Kraken’s Tax Filing Report
In a significant move, the cryptocurrency exchange Kraken has reported filing an astonishing 56 million tax forms regarding crypto transactions with the Internal Revenue Service (IRS) for the year 2025. Most of these submissions involved amounts less than $50, which the exchange claims highlights a critical issue with the current U.S. tax reporting framework for digital assets.
Concerns Over Current Reporting Threshold
Kraken’s blog post articulates its concern about the inadequacy of the current $10 reporting threshold, which it believes is outdated and impractical, particularly for cryptocurrency transactions. The scale of filings by Kraken is unparalleled when compared to typical submission volumes from conventional brokerage firms, reinforcing the argument that existing regulations are not well-suited for the nuances of cryptocurrencies.
“The majority of these filings pertain to transactions so minor they would rarely necessitate reporting in the traditional financial landscape,” reads the post from Kraken.
Call for Legislative Change
With these revelations, Kraken is calling on lawmakers to consider a raised reporting threshold, though they have refrained from suggesting a specific number. The exchange argues that the logistical strain of managing such a high volume of low-value reports creates unnecessary complications not only for the platform itself but also for its users and regulatory bodies.
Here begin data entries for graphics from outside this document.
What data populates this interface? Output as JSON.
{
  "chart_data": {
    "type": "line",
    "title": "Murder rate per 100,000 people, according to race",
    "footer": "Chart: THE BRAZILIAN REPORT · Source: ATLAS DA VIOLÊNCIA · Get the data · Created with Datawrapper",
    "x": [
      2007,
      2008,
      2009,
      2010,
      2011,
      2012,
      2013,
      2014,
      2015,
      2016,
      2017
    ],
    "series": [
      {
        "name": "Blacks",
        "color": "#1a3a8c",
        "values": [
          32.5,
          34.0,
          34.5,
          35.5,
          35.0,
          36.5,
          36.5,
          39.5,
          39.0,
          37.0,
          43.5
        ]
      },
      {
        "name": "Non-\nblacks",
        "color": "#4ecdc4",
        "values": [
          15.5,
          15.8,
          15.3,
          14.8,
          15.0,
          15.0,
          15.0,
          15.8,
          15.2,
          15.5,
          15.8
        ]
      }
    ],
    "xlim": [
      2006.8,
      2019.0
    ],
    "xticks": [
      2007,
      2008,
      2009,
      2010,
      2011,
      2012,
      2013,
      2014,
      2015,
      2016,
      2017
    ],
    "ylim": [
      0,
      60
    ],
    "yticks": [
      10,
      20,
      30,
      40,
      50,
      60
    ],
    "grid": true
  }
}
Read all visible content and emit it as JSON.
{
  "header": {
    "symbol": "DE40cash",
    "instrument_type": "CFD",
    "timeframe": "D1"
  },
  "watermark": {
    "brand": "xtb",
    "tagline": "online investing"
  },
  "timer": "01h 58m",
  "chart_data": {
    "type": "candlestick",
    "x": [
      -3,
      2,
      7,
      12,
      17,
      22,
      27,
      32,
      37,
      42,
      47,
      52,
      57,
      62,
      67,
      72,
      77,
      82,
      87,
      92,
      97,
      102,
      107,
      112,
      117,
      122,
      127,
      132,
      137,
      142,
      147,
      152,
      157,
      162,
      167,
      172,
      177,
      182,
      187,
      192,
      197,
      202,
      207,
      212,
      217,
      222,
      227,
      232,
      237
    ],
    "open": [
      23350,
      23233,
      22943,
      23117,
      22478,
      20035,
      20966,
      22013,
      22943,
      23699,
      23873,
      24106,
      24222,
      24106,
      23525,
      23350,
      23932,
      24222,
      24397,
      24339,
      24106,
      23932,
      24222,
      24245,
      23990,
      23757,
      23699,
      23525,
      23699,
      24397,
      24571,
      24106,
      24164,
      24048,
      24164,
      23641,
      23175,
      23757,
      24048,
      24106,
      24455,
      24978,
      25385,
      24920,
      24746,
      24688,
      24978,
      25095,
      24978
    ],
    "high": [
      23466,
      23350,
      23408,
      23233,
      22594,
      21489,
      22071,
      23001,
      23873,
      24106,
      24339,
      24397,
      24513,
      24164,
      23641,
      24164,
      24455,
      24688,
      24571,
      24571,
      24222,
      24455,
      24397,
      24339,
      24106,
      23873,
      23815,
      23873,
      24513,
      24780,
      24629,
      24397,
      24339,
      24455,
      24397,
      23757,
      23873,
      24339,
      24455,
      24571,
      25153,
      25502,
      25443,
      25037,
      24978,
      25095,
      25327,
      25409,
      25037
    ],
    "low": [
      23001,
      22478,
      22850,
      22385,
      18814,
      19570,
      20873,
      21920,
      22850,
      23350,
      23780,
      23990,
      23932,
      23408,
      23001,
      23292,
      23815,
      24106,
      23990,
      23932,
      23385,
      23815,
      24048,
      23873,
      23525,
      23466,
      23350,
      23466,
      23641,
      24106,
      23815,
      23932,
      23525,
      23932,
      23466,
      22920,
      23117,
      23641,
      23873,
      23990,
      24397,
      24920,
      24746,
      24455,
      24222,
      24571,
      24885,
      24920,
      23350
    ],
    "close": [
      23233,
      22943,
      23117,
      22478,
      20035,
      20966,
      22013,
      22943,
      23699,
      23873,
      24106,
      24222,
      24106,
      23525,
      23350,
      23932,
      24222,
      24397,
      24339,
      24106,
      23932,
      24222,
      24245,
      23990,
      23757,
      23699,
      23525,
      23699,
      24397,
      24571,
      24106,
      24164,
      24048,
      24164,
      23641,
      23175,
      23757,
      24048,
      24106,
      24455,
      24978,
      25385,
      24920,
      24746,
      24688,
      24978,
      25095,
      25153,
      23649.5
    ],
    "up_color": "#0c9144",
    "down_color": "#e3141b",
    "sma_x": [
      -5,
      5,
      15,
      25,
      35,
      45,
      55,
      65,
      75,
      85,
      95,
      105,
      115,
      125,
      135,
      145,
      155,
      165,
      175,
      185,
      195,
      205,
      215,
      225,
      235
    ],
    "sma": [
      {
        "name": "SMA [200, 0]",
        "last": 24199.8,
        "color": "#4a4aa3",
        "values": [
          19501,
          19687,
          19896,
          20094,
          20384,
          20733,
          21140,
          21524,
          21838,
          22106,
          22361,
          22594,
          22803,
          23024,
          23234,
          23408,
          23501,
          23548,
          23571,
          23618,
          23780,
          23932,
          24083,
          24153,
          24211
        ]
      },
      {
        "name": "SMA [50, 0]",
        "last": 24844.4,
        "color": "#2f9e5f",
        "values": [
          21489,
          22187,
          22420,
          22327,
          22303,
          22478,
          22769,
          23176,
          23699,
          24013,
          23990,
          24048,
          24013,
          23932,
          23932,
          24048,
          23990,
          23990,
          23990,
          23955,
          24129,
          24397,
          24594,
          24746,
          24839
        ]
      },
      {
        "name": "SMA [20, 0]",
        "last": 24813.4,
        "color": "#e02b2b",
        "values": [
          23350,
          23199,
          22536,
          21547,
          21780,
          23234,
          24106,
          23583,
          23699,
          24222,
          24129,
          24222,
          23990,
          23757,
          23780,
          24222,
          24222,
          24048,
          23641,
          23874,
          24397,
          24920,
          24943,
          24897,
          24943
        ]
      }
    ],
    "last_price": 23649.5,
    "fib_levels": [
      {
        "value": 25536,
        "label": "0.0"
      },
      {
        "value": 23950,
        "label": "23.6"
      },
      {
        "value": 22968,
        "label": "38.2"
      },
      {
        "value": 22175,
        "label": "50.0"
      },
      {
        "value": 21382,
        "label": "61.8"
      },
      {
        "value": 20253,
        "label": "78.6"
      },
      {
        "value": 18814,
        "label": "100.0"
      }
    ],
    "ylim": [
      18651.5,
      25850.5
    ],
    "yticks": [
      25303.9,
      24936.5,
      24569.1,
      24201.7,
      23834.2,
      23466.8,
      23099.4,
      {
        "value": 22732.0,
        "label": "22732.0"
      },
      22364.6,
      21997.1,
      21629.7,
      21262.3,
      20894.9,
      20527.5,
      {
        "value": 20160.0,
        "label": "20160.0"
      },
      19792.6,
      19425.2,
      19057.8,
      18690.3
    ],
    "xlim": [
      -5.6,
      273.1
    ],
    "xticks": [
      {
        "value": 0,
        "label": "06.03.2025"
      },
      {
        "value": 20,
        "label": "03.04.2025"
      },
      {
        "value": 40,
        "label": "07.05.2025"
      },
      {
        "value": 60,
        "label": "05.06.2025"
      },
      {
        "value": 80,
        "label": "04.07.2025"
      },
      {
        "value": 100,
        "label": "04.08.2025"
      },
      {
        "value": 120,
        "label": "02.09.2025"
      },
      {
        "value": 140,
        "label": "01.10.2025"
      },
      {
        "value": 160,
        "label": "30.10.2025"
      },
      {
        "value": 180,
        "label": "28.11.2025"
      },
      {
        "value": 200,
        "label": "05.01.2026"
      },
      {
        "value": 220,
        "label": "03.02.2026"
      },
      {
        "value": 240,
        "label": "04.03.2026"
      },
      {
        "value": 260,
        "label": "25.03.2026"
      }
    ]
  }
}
This push comes at a pivotal time, as Congress is already engaged in discussions regarding reforms for cryptocurrency taxation and disclosure. Since 2026, the IRS has progressively expanded its requirements for reporting digital asset transactions, with new regulations expected to unfold in stages into 2026 and 2027.
Impact on Retail Investors
Kraken’s call for change adds urgency to these ongoing discussions, which, if favorably received by Congress, could alleviate compliance burdens for the industry and decrease the quantity of tax forms firms are obligated to produce annually. For retail investors, especially those engaged in minor transactions, the possible reforms might significantly lessen the confusion surrounding tax liabilities that arise from seemingly inconsequential trades.
In light of this, Kraken remains committed to advocating for changes to the reporting standard as the dialogue around crypto regulations continues to evolve in Washington, D.C.